Effects of arctiin on PhIP-induced mammary, colon and pancreatic carcinogenesis in female Sprague-Dawley rats and MeIQx-induced hepatocarcinogenesis in male F344 rats

Chemopreventive effects of arctiin, a lignan isolated from Arctium lappa (burdock) seeds, on the initiation or post initiation period of 2-amino-1-methyl-6-phenylimidazo[4,5-b]pyridine (PhIP) induced mammary carcinogenesis in female rats and on 2-amino-3, 8-dimethylimidazo[4,5-f]quinoxaline (MeIQx)-associated hepatocarcinogenesis in male rats were examined. In experiment 1, female Sprague-Dawley (SD) rats were given intragastric doses of 100 mg/kg body wt of PhIP once a week for 8 weeks as initiation. Groups of 20 rats each were treated with 0.2 or 0.02% arctiin during or after PhIP initiation. Control rats were fed 0.2 or 0.02% arctiin, or basal diet alone during the experimental period. Animals were killed at the end of week 48. Although the incidence of mammary carcinomas did not significantly differ among the PhIP-treated groups, multiplicity was significantly decreased in rats given 0.2 (0.7+/-0.7, P<0.05) or 0.02% (1.0+/-1.1, P<0.05) arctiin after PhIP initiation as compared with the PhIP alone controls (2.1+/-2.5).
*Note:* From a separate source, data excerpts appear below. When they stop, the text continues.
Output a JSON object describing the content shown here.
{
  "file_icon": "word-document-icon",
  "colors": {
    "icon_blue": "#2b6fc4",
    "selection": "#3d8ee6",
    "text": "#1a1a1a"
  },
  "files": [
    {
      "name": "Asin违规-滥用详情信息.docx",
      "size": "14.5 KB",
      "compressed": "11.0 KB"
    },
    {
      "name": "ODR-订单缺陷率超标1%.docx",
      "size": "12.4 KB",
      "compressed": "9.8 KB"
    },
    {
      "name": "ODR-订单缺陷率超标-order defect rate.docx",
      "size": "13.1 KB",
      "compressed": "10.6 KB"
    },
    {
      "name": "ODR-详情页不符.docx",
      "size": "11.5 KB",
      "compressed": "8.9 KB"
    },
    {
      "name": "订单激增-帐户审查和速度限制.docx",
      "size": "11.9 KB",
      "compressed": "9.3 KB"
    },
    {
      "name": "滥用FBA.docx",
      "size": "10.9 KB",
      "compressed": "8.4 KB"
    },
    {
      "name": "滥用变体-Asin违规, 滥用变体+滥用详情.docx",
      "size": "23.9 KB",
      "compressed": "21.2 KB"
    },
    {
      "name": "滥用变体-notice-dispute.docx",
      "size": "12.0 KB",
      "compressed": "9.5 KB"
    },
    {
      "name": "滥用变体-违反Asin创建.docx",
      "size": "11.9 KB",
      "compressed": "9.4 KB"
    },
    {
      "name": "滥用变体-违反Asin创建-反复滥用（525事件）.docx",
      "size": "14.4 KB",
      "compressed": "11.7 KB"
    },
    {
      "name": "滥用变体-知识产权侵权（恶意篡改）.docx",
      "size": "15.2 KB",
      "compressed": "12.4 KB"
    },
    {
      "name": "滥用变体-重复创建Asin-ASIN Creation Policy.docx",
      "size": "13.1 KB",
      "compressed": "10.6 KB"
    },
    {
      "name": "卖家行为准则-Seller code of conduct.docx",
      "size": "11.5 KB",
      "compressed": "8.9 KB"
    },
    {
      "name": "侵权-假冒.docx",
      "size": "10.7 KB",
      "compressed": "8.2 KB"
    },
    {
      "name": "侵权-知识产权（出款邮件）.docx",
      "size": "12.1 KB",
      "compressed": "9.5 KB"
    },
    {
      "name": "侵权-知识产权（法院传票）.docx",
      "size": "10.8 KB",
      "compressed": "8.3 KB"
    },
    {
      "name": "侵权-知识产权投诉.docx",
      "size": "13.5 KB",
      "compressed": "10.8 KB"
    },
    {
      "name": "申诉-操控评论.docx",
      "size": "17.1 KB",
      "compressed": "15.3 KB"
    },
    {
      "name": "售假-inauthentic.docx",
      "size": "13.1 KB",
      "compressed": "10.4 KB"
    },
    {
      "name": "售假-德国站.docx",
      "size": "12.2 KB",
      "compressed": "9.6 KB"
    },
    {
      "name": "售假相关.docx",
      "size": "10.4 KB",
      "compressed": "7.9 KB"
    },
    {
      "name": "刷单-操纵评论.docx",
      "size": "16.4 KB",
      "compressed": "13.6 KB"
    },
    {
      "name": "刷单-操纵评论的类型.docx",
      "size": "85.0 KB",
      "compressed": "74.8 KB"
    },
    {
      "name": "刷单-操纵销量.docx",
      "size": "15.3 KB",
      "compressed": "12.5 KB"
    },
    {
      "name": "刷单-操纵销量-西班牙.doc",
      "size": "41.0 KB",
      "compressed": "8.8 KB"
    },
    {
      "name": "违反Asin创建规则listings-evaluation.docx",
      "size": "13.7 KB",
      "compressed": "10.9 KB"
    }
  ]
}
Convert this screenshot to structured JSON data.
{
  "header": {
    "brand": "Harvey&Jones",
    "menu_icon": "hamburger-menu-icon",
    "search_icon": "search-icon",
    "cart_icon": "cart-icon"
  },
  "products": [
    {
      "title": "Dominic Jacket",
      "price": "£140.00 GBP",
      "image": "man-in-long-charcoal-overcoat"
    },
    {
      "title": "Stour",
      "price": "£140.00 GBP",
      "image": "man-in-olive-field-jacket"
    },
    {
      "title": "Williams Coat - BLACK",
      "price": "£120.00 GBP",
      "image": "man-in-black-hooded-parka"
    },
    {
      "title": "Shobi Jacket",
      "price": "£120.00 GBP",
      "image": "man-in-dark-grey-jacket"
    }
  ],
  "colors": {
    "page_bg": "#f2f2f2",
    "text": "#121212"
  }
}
The average number of colon aberrant crypt foci was also significantly decreased in these two groups. Pancreas acidophilic foci were induced in PhIP treated animals with slight decrease in the multiplicity with arctiin during the initiation phase. For liver carcinogenesis, groups of 15 male F344 rats were given a single intraperitoneal injection of diethylnitrosamine (DEN) and starting 2 weeks later, they were administered 0.03% MeIQx in the diet, MeIQx together with 0.5% arctiin, 0.1% arctiin or basal diet for 6 weeks. They were subjected to two-third partial hepatectomy 3 weeks after DEN initiation and killed at the end of week 8 for glutathione S-transferase placental form (GST-P) immunohistochemistry. The numbers and areas of preneoplastic GST-P positive foci were elevated by the treatment with MeIQx, and further increased by the simultaneous treatment with arctiin. These results indicate that arctiin has a protective effect on PhIP-induced carcinogenesis particularly in the mammary gland in the promotion period. On the other hand, it may have a weak co-carcinogenic influence on MeIQx-induced hepatocarcinogenesis. In addition, the results suggested that PhIP is a weak pancreatic carcinogen in female SD rats, targeting acinar cells.     
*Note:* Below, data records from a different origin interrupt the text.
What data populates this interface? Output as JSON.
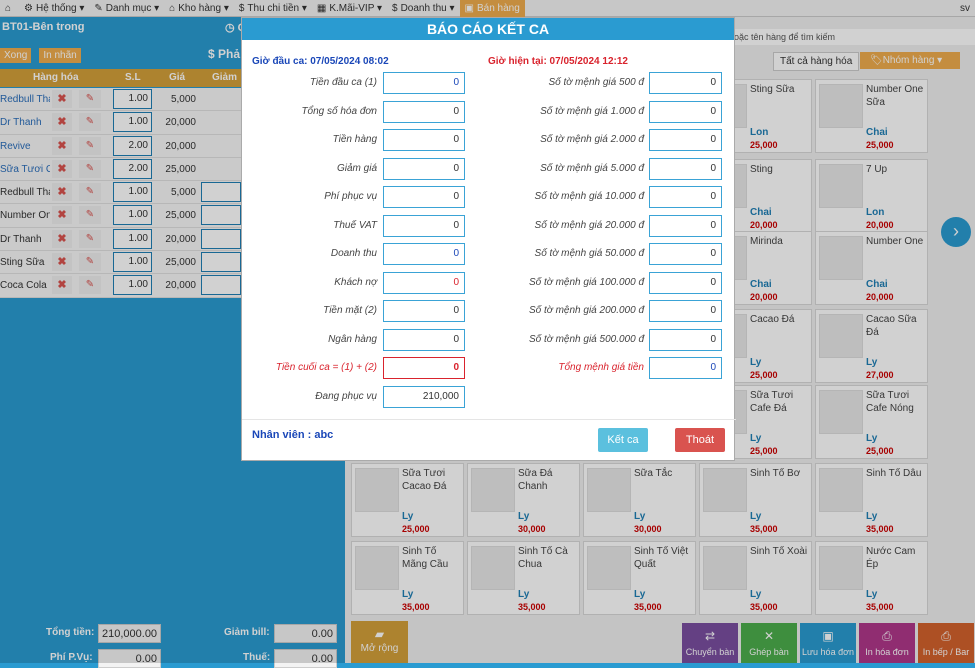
{
  "nav": {
    "items": [
      {
        "icon": "⌂",
        "label": ""
      },
      {
        "icon": "⚙",
        "label": "Hệ thống ▾"
      },
      {
        "icon": "✎",
        "label": "Danh mục ▾"
      },
      {
        "icon": "⌂",
        "label": "Kho hàng ▾"
      },
      {
        "icon": "$",
        "label": "Thu chi tiền ▾"
      },
      {
        "icon": "▦",
        "label": "K.Mãi-VIP ▾"
      },
      {
        "icon": "$",
        "label": "Doanh thu ▾"
      },
      {
        "icon": "▣",
        "label": "Bán hàng"
      }
    ],
    "user": "sv"
  },
  "left": {
    "table_title": "BT01-Bên trong",
    "time_label": "◷ C",
    "buttons": {
      "close": "Xong",
      "print": "In nhãn"
    },
    "pay_label": "$ Phả",
    "cols": {
      "name": "Hàng hóa",
      "qty": "S.L",
      "price": "Giá",
      "discount": "Giảm"
    },
    "rows": [
      {
        "name": "Redbull Thái",
        "qty": "1.00",
        "price": "5,000"
      },
      {
        "name": "Dr Thanh",
        "qty": "1.00",
        "price": "20,000"
      },
      {
        "name": "Revive",
        "qty": "2.00",
        "price": "20,000"
      },
      {
        "name": "Sữa Tươi Ca",
        "qty": "2.00",
        "price": "25,000"
      },
      {
        "name": "Redbull Thái",
        "qty": "1.00",
        "price": "5,000"
      },
      {
        "name": "Number One",
        "qty": "1.00",
        "price": "25,000"
      },
      {
        "name": "Dr Thanh",
        "qty": "1.00",
        "price": "20,000"
      },
      {
        "name": "Sting Sữa",
        "qty": "1.00",
        "price": "25,000"
      },
      {
        "name": "Coca Cola",
        "qty": "1.00",
        "price": "20,000"
      }
    ],
    "totals": {
      "total_label": "Tổng tiền:",
      "total": "210,000.00",
      "bill_disc_label": "Giảm bill:",
      "bill_disc": "0.00",
      "service_label": "Phí P.Vụ:",
      "service": "0.00",
      "tax_label": "Thuế:",
      "tax": "0.00"
    }
  },
  "right": {
    "search_placeholder": "oặc tên hàng để tìm kiếm",
    "cat_all": "Tất cả hàng hóa",
    "cat_group": "🏷Nhóm hàng ▾",
    "products": [
      {
        "name": "Sting Sữa",
        "unit": "Lon",
        "price": "25,000"
      },
      {
        "name": "Number One Sữa",
        "unit": "Chai",
        "price": "25,000"
      },
      {
        "name": "Sting",
        "unit": "Chai",
        "price": "20,000"
      },
      {
        "name": "7 Up",
        "unit": "Lon",
        "price": "20,000"
      },
      {
        "name": "Mirinda",
        "unit": "Chai",
        "price": "20,000"
      },
      {
        "name": "Number One",
        "unit": "Chai",
        "price": "20,000"
      },
      {
        "name": "Cacao Đá",
        "unit": "Ly",
        "price": "25,000"
      },
      {
        "name": "Cacao Sữa Đá",
        "unit": "Ly",
        "price": "27,000"
      },
      {
        "name": "Sữa Tươi Cafe Đá",
        "unit": "Ly",
        "price": "25,000"
      },
      {
        "name": "Sữa Tươi Cafe Nóng",
        "unit": "Ly",
        "price": "25,000"
      },
      {
        "name": "Sữa Tươi Cacao Đá",
        "unit": "Ly",
        "price": "25,000"
      },
      {
        "name": "Sữa Đá Chanh",
        "unit": "Ly",
        "price": "30,000"
      },
      {
        "name": "Sữa Tắc",
        "unit": "Ly",
        "price": "30,000"
      },
      {
        "name": "Sinh Tố Bơ",
        "unit": "Ly",
        "price": "35,000"
      },
      {
        "name": "Sinh Tố Dâu",
        "unit": "Ly",
        "price": "35,000"
      },
      {
        "name": "Sinh Tố Mãng Cầu",
        "unit": "Ly",
        "price": "35,000"
      },
      {
        "name": "Sinh Tố Cà Chua",
        "unit": "Ly",
        "price": "35,000"
      },
      {
        "name": "Sinh Tố Việt Quất",
        "unit": "Ly",
        "price": "35,000"
      },
      {
        "name": "Sinh Tố Xoài",
        "unit": "Ly",
        "price": "35,000"
      },
      {
        "name": "Nước Cam Ép",
        "unit": "Ly",
        "price": "35,000"
      }
    ],
    "more_label": "Mở rộng",
    "actions": [
      {
        "label": "Chuyển bàn",
        "icon": "⇄",
        "color": "#7a4fa0"
      },
      {
        "label": "Ghép bàn",
        "icon": "✕",
        "color": "#4cae4c"
      },
      {
        "label": "Lưu hóa đơn",
        "icon": "▣",
        "color": "#2a9bd1"
      },
      {
        "label": "In hóa đơn",
        "icon": "⎙",
        "color": "#b0388a"
      },
      {
        "label": "In bếp / Bar",
        "icon": "⎙",
        "color": "#d4622c"
      }
    ]
  },
  "modal": {
    "title": "BÁO CÁO KẾT CA",
    "start_time": "Giờ đầu ca: 07/05/2024 08:02",
    "current_time": "Giờ hiện tại: 07/05/2024 12:12",
    "left_fields": [
      {
        "label": "Tiền đầu ca (1)",
        "value": "0"
      },
      {
        "label": "Tổng số hóa đơn",
        "value": "0"
      },
      {
        "label": "Tiền hàng",
        "value": "0"
      },
      {
        "label": "Giảm giá",
        "value": "0"
      },
      {
        "label": "Phí phục vụ",
        "value": "0"
      },
      {
        "label": "Thuế VAT",
        "value": "0"
      },
      {
        "label": "Doanh thu",
        "value": "0"
      },
      {
        "label": "Khách nợ",
        "value": "0"
      },
      {
        "label": "Tiền mặt (2)",
        "value": "0"
      },
      {
        "label": "Ngân hàng",
        "value": "0"
      },
      {
        "label": "Tiền cuối ca = (1) + (2)",
        "value": "0"
      },
      {
        "label": "Đang phục vụ",
        "value": "210,000"
      }
    ],
    "right_fields": [
      {
        "label": "Số tờ mệnh giá 500 đ",
        "value": "0"
      },
      {
        "label": "Số tờ mệnh giá 1.000 đ",
        "value": "0"
      },
      {
        "label": "Số tờ mệnh giá 2.000 đ",
        "value": "0"
      },
      {
        "label": "Số tờ mệnh giá 5.000 đ",
        "value": "0"
      },
      {
        "label": "Số tờ mệnh giá 10.000 đ",
        "value": "0"
      },
      {
        "label": "Số tờ mệnh giá 20.000 đ",
        "value": "0"
      },
      {
        "label": "Số tờ mệnh giá 50.000 đ",
        "value": "0"
      },
      {
        "label": "Số tờ mệnh giá 100.000 đ",
        "value": "0"
      },
      {
        "label": "Số tờ mệnh giá 200.000 đ",
        "value": "0"
      },
      {
        "label": "Số tờ mệnh giá 500.000 đ",
        "value": "0"
      },
      {
        "label": "Tổng mệnh giá tiền",
        "value": "0"
      }
    ],
    "employee": "Nhân viên : abc",
    "btn_close_shift": "Kết ca",
    "btn_exit": "Thoát"
  }
}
Suppression of diethylnitrosamine and 2-acetylaminofluorene-induced hepatocarcinogenesis in rats by tocotrienol-rich fraction isolated from rice bran oil.
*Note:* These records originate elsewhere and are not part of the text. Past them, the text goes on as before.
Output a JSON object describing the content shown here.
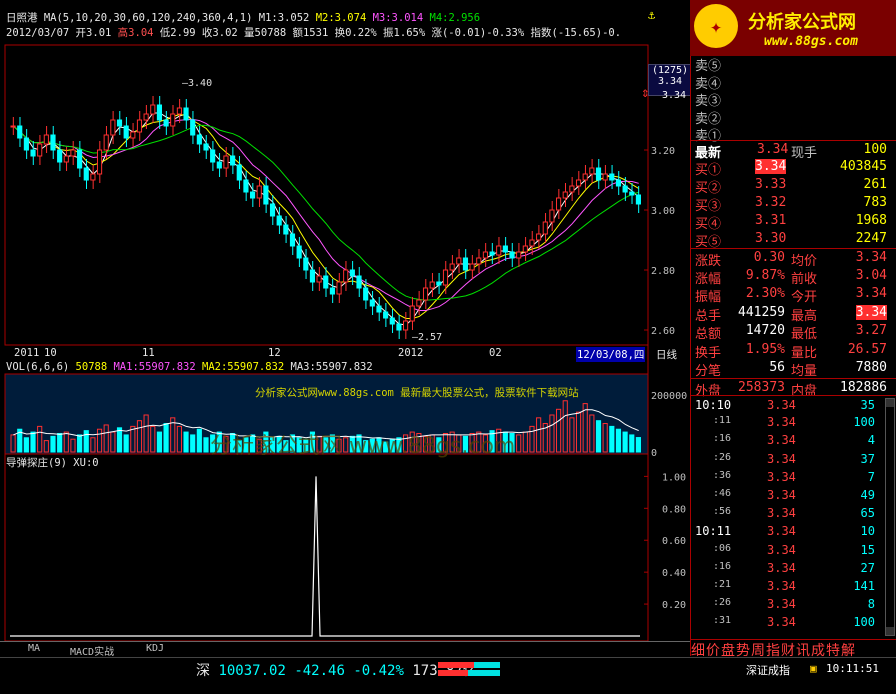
{
  "header": {
    "stock_name": "日照港",
    "ma_line": "MA(5,10,20,30,60,120,240,360,4,1)",
    "m1": "M1:3.052",
    "m2": "M2:3.074",
    "m3": "M3:3.014",
    "m4": "M4:2.956",
    "date": "2012/03/07",
    "open": "开3.01",
    "high": "高3.04",
    "low": "低2.99",
    "close": "收3.02",
    "volume": "量50788",
    "amount": "额1531",
    "turnover": "换0.22%",
    "amplitude": "振1.65%",
    "change": "涨(-0.01)-0.33%",
    "index": "指数(-15.65)-0."
  },
  "chart_data": {
    "type": "line",
    "price_axis_ticks": [
      "3.20",
      "3.00",
      "2.80",
      "2.60"
    ],
    "price_ylim": [
      2.55,
      3.55
    ],
    "annotations": {
      "high": "3.40",
      "low": "2.57",
      "price_tag_count": "(1275)",
      "price_tag_value": "3.34",
      "price_tag_right": "3.34"
    },
    "x_labels": [
      "2011",
      "10",
      "11",
      "12",
      "2012",
      "02"
    ],
    "cursor_date": "12/03/08,四",
    "period": "日线",
    "closes": [
      3.28,
      3.24,
      3.2,
      3.18,
      3.22,
      3.25,
      3.2,
      3.16,
      3.18,
      3.2,
      3.14,
      3.1,
      3.12,
      3.2,
      3.25,
      3.3,
      3.28,
      3.24,
      3.26,
      3.3,
      3.32,
      3.35,
      3.3,
      3.28,
      3.32,
      3.34,
      3.3,
      3.25,
      3.22,
      3.2,
      3.16,
      3.14,
      3.18,
      3.15,
      3.1,
      3.06,
      3.04,
      3.08,
      3.02,
      2.98,
      2.95,
      2.92,
      2.88,
      2.84,
      2.8,
      2.76,
      2.78,
      2.74,
      2.72,
      2.76,
      2.8,
      2.78,
      2.74,
      2.7,
      2.68,
      2.66,
      2.64,
      2.62,
      2.6,
      2.63,
      2.68,
      2.7,
      2.74,
      2.76,
      2.75,
      2.8,
      2.82,
      2.84,
      2.8,
      2.82,
      2.84,
      2.86,
      2.85,
      2.88,
      2.86,
      2.84,
      2.86,
      2.88,
      2.9,
      2.92,
      2.96,
      3.0,
      3.04,
      3.06,
      3.08,
      3.1,
      3.12,
      3.14,
      3.1,
      3.12,
      3.1,
      3.08,
      3.06,
      3.05,
      3.02
    ],
    "vol_title": "VOL(6,6,6)",
    "vol_value": "50788",
    "vol_ma1": "MA1:55907.832",
    "vol_ma2": "MA2:55907.832",
    "vol_ma3": "MA3:55907.832",
    "vol_ticks": [
      "200000",
      "0"
    ],
    "vol_values": [
      60000,
      80000,
      50000,
      70000,
      90000,
      40000,
      55000,
      65000,
      70000,
      45000,
      60000,
      75000,
      50000,
      80000,
      95000,
      70000,
      85000,
      60000,
      90000,
      110000,
      130000,
      90000,
      70000,
      100000,
      120000,
      90000,
      70000,
      60000,
      80000,
      50000,
      60000,
      70000,
      55000,
      65000,
      40000,
      50000,
      60000,
      45000,
      70000,
      50000,
      55000,
      40000,
      60000,
      50000,
      45000,
      70000,
      55000,
      50000,
      60000,
      45000,
      50000,
      55000,
      60000,
      40000,
      45000,
      50000,
      35000,
      45000,
      50000,
      60000,
      70000,
      65000,
      55000,
      60000,
      50000,
      65000,
      70000,
      60000,
      55000,
      65000,
      70000,
      60000,
      75000,
      80000,
      70000,
      65000,
      60000,
      70000,
      90000,
      120000,
      100000,
      130000,
      150000,
      180000,
      120000,
      140000,
      170000,
      130000,
      110000,
      100000,
      90000,
      80000,
      70000,
      60000,
      50788
    ],
    "watermark1": "分析家公式网www.88gs.com 最新最大股票公式，股票软件下载网站",
    "watermark2": "分析家公式网 www.88gs.com",
    "ind_title": "导弹探庄(9)",
    "ind_value": "XU:0",
    "ind_ticks": [
      "1.00",
      "0.80",
      "0.60",
      "0.40",
      "0.20"
    ],
    "ind_spike": 1.0
  },
  "logo": {
    "text": "分析家公式网",
    "url": "www.88gs.com"
  },
  "orderbook": {
    "sells": [
      "卖⑤",
      "卖④",
      "卖③",
      "卖②",
      "卖①"
    ],
    "latest_label": "最新",
    "latest": "3.34",
    "now_hand_label": "现手",
    "now_hand": "100",
    "buys": [
      {
        "label": "买①",
        "price": "3.34",
        "vol": "403845"
      },
      {
        "label": "买②",
        "price": "3.33",
        "vol": "261"
      },
      {
        "label": "买③",
        "price": "3.32",
        "vol": "783"
      },
      {
        "label": "买④",
        "price": "3.31",
        "vol": "1968"
      },
      {
        "label": "买⑤",
        "price": "3.30",
        "vol": "2247"
      }
    ]
  },
  "stats": [
    {
      "l1": "涨跌",
      "v1": "0.30",
      "l2": "均价",
      "v2": "3.34"
    },
    {
      "l1": "涨幅",
      "v1": "9.87%",
      "l2": "前收",
      "v2": "3.04"
    },
    {
      "l1": "振幅",
      "v1": "2.30%",
      "l2": "今开",
      "v2": "3.34"
    },
    {
      "l1": "总手",
      "v1": "441259",
      "l2": "最高",
      "v2": "3.34"
    },
    {
      "l1": "总额",
      "v1": "14720",
      "l2": "最低",
      "v2": "3.27"
    },
    {
      "l1": "换手",
      "v1": "1.95%",
      "l2": "量比",
      "v2": "26.57"
    },
    {
      "l1": "分笔",
      "v1": "56",
      "l2": "均量",
      "v2": "7880"
    },
    {
      "l1": "外盘",
      "v1": "258373",
      "l2": "内盘",
      "v2": "182886"
    }
  ],
  "ticks": [
    {
      "t": "10:10",
      "p": "3.34",
      "v": "35"
    },
    {
      "t": ":11",
      "p": "3.34",
      "v": "100"
    },
    {
      "t": ":16",
      "p": "3.34",
      "v": "4"
    },
    {
      "t": ":26",
      "p": "3.34",
      "v": "37"
    },
    {
      "t": ":36",
      "p": "3.34",
      "v": "7"
    },
    {
      "t": ":46",
      "p": "3.34",
      "v": "49"
    },
    {
      "t": ":56",
      "p": "3.34",
      "v": "65"
    },
    {
      "t": "10:11",
      "p": "3.34",
      "v": "10"
    },
    {
      "t": ":06",
      "p": "3.34",
      "v": "15"
    },
    {
      "t": ":16",
      "p": "3.34",
      "v": "27"
    },
    {
      "t": ":21",
      "p": "3.34",
      "v": "141"
    },
    {
      "t": ":26",
      "p": "3.34",
      "v": "8"
    },
    {
      "t": ":31",
      "p": "3.34",
      "v": "100"
    }
  ],
  "panel_tabs": "细价盘势周指财讯成特解",
  "bottom_tabs": [
    "MA",
    "MACD实战",
    "KDJ"
  ],
  "status": {
    "market": "深",
    "index": "10037.02",
    "change": "-42.46",
    "pct": "-0.42%",
    "amount": "173.87亿",
    "ticker": "深证成指",
    "time": "10:11:51"
  }
}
The anticancer efficacy of tocotrienol-rich fraction (TRF) was evaluated during diethylnitrosamine (DEN)/2-acetylaminofluorene (AAF)-induced hepatocarcinogenesis in male Sprague-Dawley rats. TRF treatment was carried out for 6 months, and was started 2 weeks before initiation phase of hepatocarcinogenesis. Morphological examination of the livers from DEN/AAF rats showed numerous off-white patches and few small nodules, which were significantly reduced by TRF treatment. Cytotoxic damage by DEN/AAF was estimated by alkaline phosphatase (ALP) release into the plasma from the cell membranes. DEN/AAF caused a twofold increase in the activity of ALP in plasma as compared with normal control rats, and this increase was prevented significantly by TRF treatment. We observed an increase of 79% in liver ALP activity in DEN/AAF rats, which was further increased by another 48% after the administration of TRF. Hepatic activity of glutathione S-transferase (GST) was also increased (3.5-fold) during the induction of hepatic carcinogenesis. Lipid peroxidation and low-density lipoprotein (LDL) oxidation increased threefold following initiation by DEN/AAF as compared with normal control rats. However, TRF treatment to DEN/AAF-treated rats substantially decreased (62-66%) the above parameters and thus limited the action of DEN/AAF. We conclude that long-term intake of TRF could reduce cancer risk by preventing hepatic lipid peroxidation and protein oxidation damage due to its antioxidant actions.